Para hacernos una idea sobre sus motivaciones a la hora de adentrarse en ‘La conquista de la felicidad’, Russell explicó que “fue escrita en un momento de mi vida en la que necesitaba ejercitar mucho mi autocontrol, y servirme de la experiencia aprendida con el dolor, si quería que mi felicidad fuera completa y duradera.” Una suerte de catarsis personal plasmada en papel y que fue denostada por los intelectuales de la época que la consideraron demasiado comercial, banal, y que, por el contrario, fue un éxito de ventas en los inicios de los años treinta, como lo son hoy en día algunos betsellers de autoayuda.
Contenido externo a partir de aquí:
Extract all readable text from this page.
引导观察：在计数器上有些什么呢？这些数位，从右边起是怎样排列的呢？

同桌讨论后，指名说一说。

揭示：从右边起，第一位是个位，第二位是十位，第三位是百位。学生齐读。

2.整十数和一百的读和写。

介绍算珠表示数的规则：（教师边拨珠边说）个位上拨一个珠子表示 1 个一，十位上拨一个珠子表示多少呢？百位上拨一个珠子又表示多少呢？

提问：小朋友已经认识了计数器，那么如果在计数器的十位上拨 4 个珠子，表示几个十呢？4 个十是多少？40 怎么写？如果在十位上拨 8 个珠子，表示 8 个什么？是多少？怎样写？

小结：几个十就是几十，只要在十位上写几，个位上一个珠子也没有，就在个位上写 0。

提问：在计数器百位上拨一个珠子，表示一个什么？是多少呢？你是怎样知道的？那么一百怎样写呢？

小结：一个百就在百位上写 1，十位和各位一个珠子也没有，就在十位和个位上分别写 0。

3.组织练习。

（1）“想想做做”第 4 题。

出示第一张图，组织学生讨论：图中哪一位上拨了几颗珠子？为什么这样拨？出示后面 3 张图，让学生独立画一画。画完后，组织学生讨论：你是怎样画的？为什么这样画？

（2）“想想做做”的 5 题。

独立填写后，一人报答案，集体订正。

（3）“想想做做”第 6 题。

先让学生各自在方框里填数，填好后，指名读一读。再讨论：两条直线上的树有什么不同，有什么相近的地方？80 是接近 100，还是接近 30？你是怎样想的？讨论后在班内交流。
Bertrand Russell se avanzó a esta pseudoliteratura new age y compuso una formulación de la felicidad de puro sentido común, en la que han bebido posteriormente muchos autores de gran éxito sin inventar absolutamente nada. Me estoy refiriendo a los Bucay, los Punset, etcétera… El profesor José Luis Aranguren indicaba en su momento que se trataba de una obra escrita por un “moralista clásico”. Yo más bien diría simplemente que es un compendio de reflexiones de un ser humano que trató de entusiasmarse con la vida y que compartió su entusiasmo con otros seres humanos como él. VIVIR SIN MIEDO. Tan sencillo como eso y sin necesidad de recurrir a las matemáticas, ni a más entelequias.